12 idem début 11. Le dais se soulève. À l'intérieur, le petit Sam a pris la place du fauve et
salue de la main. Applaudissements et zoom avant sur le garçonnet aux anges. La
musique attaque une reprise instrumentale de « Qui dira ».Flashback. 1943, Cirque Gruss, int. soir
13. Plan rapproché et zoom avant sur Sam à 13 ans (Stephan Gruss). En équilibre, les
mains appuyées sur des briques en équilibre sur des barres verticales, de dos, il incurve
son corps à l'horizontale et lève le bras. Insert de la mention « Sam 13 ans ».
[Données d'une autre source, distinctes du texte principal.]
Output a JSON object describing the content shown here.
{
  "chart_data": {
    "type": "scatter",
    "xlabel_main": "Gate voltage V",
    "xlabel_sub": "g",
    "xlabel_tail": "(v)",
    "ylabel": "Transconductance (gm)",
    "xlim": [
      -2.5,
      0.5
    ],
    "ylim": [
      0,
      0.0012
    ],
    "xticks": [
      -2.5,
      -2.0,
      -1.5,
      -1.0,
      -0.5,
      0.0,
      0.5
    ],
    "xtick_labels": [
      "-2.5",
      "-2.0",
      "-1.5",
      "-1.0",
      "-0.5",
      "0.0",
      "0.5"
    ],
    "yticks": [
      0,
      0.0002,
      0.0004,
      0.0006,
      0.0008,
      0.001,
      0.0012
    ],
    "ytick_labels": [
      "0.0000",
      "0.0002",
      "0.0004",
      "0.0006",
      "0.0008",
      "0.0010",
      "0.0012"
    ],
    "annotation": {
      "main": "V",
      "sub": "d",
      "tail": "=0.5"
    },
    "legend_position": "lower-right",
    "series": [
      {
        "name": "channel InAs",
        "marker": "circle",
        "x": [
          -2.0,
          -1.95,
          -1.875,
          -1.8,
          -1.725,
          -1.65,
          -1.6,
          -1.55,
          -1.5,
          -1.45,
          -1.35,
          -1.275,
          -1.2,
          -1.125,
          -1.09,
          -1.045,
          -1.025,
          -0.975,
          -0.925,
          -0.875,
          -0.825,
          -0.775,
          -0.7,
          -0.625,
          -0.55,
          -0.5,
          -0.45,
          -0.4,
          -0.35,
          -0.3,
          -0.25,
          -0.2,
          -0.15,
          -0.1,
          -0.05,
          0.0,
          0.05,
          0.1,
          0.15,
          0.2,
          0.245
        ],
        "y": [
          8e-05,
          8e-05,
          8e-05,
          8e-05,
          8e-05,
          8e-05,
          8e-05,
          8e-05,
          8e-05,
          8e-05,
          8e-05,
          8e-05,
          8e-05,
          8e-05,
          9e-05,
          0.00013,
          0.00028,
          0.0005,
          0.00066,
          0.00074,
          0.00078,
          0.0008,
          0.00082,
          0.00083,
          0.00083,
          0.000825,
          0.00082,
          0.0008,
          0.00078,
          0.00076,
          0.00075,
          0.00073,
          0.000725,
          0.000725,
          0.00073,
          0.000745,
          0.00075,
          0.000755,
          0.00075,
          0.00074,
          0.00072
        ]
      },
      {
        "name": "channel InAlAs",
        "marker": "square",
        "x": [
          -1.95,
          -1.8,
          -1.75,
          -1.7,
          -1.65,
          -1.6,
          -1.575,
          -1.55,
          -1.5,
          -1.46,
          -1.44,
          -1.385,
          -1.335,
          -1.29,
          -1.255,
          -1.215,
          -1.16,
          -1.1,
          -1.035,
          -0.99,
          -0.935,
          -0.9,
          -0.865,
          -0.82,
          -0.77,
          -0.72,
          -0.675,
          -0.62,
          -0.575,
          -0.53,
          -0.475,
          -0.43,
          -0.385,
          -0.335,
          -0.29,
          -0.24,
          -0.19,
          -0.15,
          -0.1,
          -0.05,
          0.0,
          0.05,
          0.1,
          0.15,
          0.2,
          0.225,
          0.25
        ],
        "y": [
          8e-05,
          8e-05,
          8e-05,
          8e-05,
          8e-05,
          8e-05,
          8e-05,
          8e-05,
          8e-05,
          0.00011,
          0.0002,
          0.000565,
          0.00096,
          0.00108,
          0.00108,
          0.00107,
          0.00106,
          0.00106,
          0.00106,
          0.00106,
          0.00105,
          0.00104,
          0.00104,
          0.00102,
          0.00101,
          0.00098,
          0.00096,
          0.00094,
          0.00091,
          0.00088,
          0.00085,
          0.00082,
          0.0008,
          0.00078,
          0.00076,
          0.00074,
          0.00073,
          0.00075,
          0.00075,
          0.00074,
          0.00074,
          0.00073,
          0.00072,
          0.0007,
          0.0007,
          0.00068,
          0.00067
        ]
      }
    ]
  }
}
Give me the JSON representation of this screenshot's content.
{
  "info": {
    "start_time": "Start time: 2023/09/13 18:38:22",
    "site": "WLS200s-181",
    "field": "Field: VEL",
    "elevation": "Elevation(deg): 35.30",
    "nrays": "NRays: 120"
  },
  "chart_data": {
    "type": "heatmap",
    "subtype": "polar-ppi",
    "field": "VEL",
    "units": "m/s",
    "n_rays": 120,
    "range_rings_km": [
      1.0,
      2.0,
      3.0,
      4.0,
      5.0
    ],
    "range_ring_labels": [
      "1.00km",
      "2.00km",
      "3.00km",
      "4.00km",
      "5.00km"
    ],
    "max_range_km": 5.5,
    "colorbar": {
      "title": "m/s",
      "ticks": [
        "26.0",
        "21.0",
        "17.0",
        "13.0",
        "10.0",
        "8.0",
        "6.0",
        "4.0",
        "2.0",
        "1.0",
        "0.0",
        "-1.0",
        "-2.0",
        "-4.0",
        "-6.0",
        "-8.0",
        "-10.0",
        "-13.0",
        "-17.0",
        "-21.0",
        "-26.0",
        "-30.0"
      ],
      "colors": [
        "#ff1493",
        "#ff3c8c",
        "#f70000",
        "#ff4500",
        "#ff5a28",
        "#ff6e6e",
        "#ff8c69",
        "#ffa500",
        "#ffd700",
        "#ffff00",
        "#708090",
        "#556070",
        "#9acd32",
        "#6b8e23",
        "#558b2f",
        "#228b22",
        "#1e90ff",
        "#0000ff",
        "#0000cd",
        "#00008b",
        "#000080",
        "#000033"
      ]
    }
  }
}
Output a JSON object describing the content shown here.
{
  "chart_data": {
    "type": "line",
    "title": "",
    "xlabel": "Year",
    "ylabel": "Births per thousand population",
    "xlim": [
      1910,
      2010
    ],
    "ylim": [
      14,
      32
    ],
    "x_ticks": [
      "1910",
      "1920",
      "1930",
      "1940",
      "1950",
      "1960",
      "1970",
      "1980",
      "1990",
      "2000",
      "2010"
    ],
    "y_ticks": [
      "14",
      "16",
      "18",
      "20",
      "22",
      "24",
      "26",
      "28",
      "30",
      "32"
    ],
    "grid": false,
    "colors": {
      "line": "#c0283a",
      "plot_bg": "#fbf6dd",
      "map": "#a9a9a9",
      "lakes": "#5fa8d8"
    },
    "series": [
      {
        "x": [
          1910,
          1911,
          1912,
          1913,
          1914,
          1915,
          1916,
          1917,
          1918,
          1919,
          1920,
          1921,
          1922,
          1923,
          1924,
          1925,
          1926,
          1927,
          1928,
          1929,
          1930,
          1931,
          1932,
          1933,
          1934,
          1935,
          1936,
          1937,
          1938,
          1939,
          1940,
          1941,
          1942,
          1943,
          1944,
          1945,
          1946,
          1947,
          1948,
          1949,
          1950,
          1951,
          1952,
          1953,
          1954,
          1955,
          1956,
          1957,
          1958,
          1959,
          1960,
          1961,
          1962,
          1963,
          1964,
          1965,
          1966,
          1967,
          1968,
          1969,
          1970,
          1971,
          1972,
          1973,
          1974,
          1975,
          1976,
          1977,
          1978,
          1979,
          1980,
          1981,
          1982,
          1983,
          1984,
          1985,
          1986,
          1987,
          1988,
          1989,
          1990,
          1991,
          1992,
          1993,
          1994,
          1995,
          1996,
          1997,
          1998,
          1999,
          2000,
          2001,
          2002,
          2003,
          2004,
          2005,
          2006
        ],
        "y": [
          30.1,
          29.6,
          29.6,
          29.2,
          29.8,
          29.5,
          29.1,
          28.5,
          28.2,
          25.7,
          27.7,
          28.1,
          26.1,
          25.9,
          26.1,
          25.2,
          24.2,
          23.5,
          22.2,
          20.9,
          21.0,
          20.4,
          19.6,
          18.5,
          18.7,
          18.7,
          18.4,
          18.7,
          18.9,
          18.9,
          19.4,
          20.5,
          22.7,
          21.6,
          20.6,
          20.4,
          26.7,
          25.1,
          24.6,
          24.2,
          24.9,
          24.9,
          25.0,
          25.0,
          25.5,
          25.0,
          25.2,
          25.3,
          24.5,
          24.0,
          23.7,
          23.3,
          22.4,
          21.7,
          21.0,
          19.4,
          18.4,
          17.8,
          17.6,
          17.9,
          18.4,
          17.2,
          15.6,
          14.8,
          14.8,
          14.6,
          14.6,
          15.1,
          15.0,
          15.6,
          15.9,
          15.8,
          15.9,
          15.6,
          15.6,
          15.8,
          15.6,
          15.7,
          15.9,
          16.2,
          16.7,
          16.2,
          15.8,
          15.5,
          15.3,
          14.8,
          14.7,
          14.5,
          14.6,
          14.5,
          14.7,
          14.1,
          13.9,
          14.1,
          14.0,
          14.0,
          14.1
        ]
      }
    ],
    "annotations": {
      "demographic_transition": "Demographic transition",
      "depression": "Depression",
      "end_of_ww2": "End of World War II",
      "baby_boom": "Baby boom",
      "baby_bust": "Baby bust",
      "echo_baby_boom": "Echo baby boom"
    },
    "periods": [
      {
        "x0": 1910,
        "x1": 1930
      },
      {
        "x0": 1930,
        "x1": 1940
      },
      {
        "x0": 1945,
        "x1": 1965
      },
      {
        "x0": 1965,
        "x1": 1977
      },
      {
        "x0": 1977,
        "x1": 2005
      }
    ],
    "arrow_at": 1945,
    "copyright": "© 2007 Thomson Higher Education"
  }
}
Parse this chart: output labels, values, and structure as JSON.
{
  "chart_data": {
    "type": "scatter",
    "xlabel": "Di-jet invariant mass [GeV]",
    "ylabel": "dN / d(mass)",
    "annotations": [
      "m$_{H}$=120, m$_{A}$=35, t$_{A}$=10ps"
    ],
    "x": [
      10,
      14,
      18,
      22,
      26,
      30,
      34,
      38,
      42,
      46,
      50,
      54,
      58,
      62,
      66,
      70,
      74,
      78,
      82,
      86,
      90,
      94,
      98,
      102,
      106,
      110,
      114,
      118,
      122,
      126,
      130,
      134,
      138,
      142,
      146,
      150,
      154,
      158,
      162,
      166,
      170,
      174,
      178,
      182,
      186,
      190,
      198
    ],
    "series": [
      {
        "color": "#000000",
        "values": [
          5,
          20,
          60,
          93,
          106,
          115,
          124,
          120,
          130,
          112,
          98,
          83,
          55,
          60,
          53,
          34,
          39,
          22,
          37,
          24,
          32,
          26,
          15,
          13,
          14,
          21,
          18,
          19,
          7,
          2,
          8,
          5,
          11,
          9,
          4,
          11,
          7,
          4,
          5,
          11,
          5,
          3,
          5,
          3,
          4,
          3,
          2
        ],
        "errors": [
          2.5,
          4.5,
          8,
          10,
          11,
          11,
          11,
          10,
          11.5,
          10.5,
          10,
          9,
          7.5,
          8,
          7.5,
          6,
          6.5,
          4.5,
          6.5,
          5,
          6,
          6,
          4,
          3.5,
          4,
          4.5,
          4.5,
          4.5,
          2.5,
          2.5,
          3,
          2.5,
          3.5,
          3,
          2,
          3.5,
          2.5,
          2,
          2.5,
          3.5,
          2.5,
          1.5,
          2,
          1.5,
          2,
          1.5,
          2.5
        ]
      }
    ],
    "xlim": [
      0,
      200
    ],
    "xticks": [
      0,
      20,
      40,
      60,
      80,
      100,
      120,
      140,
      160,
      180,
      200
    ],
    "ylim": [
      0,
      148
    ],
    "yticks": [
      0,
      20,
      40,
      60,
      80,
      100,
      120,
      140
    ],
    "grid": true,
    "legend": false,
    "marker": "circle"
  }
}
14. Plan américain longue focale et suivi vers le haut sur un partenaire qui lance une
brique au jeune équilibriste depuis la piste. On a le temps d'apercevoir l'éléphant sur
lequel est en fait monté le jeune homme. Celui-ci rattrape de sa main libre la brique qu'il
place au-dessus des deux premières. Il pivote vers la droite, zoom arrière en plan moyen,
prend appui sur les trois briques de droite et lève l'autre main, prêt à rattraper d'autres
briques. Son seul de la musique sur la séquence.
15 suite 13. Raccord en plan rapproché longue focale. Sam rattrape une autre brique, la
place sur la deuxième barre sur laquelle il s'appuie et pivote une nouvelle fois à gauche.
Pano bas vers l'éléphant qui tient au bout de sa trompe levée une boule.
16. Plan moyen profil gauche sur Sam le corps à la verticale, en appui sur ses deux
mains. Une à une, il se débarrasse des briques (Zoom avant). Recadrage bas droite vers
le public qui applaudit à l'arrière-plan, la trompe de l'éléphant à mi-plan. Parmi le public, un
officier et plusieurs soldats allemands que de jeunes femmes accompagnent. La caméra
revient sur Sam debout sur son éléphant. Le garçon fait un tour de piste et salue. Suivi
caméra droite.
17. Subjectif filé vers la gauche depuis Sam sur le public debout qui applaudit.Bateau de Sam, nuit
18. Retour présent. Plan serré longue focale et contre-plongée. À la barre, Sam, quarante
ans plus tard, (Jean-Paul Belmondo) le regard perdu dans ses souvenirs. Le son des
applaudissements faiblit, ainsi que la musique mélancolique.Flashback. 1945, Cirque Gruss, int. soir
19. Reprise musique avec ponctuations de tambours. Insert : « Sam 16 ans... » Suivi
gauche sur un drapeau américain brandi en l'air.
20. Raccord mouvement en plan moyen. Sam, en justaucorps d'Arlequin, est debout sur la
croupe d'un cheval blanc qu'il fait galoper tout autour de la piste, suivi gauche. Le jeune
homme salue, son drapeau américain brandi fièrement au-dessus de lui, puis sort du
cadre à gauche, laissant à l'image en plan rapproché le public debout qui applaudit, des
soldats américains parmi eux. Bruit lointain des applaudissements à l'arrière-plan de la
musique.
21. Ellipse. Suivi gauche en plan moyen et zoom avant en plan rapproché. Debout sur son
cheval, Sam jongle avec des petits chapeaux qu'il finit par placer les uns au-dessus des
autres sur sa tête.
22. Ellipse. Plan moyen accentué au grand angle, la caméra placée au centre de la piste.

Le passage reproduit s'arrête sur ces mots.